Bob responded with a line Paul never forgot, was still quoting twenty years later: “Chocolate? What’s wrong with vanilla?”
“Now that’s contrariness,” he chuckled back at school. “He asked the kid what she wanted and she told him.” For the rest of his time at Phi Psi Paul would smile at pertinent moments and insert, “Chocolate? What’s wrong with vanilla?”
My mother then demanded that Richard’s friend leave.
“He can’t have dessert with us, Martha? And you might dignify him with a name.”
“He wasn’t even supposed to be here. He was going out with Auntie Bunny.”
I couldn’t check my own surge of anger before I fell into exactly the snare she had slyly baited. “You can say her name without mocking it!”

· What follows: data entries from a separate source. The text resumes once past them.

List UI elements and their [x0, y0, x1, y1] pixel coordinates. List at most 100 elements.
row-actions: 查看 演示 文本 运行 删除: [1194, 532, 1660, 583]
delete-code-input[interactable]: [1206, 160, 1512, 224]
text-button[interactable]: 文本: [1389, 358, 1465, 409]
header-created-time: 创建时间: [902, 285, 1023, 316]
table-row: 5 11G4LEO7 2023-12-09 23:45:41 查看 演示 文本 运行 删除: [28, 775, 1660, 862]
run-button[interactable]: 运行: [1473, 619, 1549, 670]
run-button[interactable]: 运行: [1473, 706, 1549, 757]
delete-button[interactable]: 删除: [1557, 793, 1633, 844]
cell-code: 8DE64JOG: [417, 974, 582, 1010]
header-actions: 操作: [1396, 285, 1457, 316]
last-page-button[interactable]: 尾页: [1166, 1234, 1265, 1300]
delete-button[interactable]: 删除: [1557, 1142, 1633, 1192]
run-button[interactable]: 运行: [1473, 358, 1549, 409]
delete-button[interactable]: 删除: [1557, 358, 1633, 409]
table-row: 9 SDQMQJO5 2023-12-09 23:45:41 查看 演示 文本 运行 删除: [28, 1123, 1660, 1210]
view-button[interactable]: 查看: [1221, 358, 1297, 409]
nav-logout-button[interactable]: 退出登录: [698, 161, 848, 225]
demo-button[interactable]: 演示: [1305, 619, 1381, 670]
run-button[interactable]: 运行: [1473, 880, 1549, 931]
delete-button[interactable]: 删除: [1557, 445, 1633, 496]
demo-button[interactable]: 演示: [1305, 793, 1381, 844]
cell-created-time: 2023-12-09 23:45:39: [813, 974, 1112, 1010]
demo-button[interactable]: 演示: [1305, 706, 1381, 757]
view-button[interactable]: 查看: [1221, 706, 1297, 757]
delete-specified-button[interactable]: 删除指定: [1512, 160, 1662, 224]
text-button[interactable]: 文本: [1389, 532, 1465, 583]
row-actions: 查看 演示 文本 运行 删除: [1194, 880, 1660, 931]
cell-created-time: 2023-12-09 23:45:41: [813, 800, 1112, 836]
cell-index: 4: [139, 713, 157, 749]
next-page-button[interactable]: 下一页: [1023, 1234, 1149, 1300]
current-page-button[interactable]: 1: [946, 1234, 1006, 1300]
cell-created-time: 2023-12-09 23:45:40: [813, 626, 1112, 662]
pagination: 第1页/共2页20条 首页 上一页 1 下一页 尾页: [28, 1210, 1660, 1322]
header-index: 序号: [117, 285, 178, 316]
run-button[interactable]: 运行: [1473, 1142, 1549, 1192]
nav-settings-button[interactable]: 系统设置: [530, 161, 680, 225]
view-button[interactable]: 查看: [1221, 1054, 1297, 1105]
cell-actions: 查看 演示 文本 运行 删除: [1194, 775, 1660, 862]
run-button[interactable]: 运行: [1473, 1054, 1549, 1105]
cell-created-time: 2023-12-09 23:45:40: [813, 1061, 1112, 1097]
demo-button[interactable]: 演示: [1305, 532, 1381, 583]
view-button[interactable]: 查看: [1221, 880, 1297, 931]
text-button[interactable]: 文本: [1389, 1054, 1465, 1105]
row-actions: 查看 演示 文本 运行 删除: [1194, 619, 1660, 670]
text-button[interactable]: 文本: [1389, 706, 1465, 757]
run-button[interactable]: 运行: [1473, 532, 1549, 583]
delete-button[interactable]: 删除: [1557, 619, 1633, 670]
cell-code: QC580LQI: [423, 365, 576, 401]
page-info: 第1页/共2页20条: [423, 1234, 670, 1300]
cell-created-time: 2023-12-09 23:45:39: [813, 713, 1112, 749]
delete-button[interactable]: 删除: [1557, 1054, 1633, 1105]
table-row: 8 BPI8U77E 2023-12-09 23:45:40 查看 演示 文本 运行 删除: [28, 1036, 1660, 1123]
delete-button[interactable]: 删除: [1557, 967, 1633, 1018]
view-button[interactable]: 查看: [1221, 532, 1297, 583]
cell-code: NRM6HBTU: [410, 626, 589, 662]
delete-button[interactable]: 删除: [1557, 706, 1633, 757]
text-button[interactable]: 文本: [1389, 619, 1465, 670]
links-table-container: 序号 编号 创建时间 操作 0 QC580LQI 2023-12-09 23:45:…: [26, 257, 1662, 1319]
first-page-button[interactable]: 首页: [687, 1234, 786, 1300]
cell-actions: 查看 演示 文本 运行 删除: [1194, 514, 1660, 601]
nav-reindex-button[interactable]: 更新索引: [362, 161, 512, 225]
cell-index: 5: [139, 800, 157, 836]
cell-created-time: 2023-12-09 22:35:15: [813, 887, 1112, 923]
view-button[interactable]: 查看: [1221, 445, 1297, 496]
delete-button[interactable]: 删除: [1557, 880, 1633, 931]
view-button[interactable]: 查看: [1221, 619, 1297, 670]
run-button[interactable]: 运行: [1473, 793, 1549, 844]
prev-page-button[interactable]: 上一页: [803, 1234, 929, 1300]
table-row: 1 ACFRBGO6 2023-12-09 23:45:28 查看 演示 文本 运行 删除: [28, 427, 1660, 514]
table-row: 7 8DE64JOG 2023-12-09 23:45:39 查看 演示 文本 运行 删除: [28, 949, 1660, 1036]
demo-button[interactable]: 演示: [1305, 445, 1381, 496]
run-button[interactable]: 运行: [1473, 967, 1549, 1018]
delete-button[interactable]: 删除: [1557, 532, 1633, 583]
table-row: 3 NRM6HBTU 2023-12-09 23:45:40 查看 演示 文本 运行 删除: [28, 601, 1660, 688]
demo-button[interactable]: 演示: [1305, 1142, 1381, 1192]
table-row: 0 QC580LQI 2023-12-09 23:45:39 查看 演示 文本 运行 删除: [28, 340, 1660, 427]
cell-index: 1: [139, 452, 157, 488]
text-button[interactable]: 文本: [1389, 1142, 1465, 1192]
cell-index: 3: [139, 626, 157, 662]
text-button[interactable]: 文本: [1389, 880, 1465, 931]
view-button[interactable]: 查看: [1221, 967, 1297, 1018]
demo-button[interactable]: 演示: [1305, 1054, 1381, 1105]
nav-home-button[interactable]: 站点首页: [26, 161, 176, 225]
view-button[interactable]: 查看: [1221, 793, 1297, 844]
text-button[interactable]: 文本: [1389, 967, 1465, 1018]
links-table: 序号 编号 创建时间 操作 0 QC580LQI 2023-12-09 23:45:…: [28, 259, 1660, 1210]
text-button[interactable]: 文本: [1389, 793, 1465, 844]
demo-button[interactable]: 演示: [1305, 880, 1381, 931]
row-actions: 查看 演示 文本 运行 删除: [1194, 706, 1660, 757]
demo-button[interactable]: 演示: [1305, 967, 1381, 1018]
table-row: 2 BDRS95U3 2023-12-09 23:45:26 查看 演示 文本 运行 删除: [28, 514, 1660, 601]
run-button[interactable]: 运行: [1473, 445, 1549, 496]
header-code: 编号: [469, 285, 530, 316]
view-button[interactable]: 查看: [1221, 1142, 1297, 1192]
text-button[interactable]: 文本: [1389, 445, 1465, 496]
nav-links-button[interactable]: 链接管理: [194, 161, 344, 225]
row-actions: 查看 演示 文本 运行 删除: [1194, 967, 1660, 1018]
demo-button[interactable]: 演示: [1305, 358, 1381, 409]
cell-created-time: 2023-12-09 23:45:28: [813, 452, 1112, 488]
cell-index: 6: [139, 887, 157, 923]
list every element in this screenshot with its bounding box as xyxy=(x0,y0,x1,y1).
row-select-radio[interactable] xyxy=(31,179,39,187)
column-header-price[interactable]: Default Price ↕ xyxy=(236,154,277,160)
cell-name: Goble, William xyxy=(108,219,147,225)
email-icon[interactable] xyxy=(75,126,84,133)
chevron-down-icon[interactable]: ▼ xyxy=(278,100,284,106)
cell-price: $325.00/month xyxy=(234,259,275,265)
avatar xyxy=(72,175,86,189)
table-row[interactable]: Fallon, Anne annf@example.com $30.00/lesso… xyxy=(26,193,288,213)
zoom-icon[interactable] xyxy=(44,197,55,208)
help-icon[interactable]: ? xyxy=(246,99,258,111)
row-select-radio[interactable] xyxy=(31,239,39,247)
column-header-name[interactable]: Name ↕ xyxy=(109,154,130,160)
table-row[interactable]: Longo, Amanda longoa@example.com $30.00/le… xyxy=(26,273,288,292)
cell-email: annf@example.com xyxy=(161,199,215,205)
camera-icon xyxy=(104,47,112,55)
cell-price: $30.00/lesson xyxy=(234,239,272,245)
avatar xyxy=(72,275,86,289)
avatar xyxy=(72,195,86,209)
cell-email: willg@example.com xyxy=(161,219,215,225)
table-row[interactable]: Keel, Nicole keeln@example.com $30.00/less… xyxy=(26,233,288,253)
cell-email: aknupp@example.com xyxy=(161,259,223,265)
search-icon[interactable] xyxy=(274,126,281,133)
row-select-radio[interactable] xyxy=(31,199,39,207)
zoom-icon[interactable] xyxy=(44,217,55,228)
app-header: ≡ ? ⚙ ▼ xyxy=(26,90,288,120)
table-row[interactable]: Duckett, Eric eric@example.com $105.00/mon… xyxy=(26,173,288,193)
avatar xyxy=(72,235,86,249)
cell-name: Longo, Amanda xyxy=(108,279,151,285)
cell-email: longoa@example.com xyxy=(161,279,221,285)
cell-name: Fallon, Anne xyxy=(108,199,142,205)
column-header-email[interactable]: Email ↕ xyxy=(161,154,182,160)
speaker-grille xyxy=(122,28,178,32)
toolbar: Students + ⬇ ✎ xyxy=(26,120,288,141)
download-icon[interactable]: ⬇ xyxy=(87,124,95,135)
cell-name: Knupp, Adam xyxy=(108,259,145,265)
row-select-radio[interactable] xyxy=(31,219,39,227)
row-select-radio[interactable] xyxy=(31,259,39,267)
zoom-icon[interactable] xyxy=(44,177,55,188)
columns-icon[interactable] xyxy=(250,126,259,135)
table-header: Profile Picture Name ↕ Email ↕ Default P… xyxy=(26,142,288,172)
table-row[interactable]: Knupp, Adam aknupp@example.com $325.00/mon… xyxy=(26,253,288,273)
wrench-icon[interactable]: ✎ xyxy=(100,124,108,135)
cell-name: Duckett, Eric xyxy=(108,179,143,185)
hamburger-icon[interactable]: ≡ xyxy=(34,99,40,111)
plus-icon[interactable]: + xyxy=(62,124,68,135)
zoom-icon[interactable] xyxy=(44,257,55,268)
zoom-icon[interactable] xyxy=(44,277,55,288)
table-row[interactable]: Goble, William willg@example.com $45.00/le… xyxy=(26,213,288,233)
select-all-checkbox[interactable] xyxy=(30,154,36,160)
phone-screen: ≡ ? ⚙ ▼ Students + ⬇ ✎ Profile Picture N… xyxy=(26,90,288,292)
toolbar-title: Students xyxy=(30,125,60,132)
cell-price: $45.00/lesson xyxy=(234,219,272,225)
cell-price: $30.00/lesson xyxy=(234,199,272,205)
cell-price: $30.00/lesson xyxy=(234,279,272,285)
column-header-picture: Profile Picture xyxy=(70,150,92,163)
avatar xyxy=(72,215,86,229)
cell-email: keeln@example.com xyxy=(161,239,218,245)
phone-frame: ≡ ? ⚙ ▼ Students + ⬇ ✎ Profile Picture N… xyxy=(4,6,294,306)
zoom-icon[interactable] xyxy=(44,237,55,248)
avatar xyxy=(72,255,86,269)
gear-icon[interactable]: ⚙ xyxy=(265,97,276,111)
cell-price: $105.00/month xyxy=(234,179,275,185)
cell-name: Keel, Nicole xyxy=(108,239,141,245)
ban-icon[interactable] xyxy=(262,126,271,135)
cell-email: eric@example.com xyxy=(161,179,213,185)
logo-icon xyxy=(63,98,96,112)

I had lit the simmering fuse. My mother’s voice shot up several octaves, and she was breathing heavily. She began screaming at me for incidents going all the way back to childhood when—she proclaimed—I chose the Grossinger’s over her. Anyone could see I was a troublemaker—look at what I had done to my poor brother; look at the kind of vagabonds I brought home, the so-called friends I had now. She yelled at Bob, Jonny, and Debby, even as they sat there staring dumbly. She exhorted them to come to her support. But no one spoke. Medusa had paralyzed us.
“Go, all of you! Just get out of here!” When Bridey, who was virtually her temple maiden, stuck her head in from the kitchen,
my mother told her to leave too. She was planning to depart for the Bronx anyway, just not at that exact moment, so she had to run down the hall to retrieve her coat and purse.
The six of us stood in the foyer with expressions ranging from Debby’s icy stare to Bob’s grimly pursed lips. As we awaited the elevator my mother reappeared at the door and began shouting again. “You ingrates. You tramps. Go. Go. I don’t ever want to see any of you again!”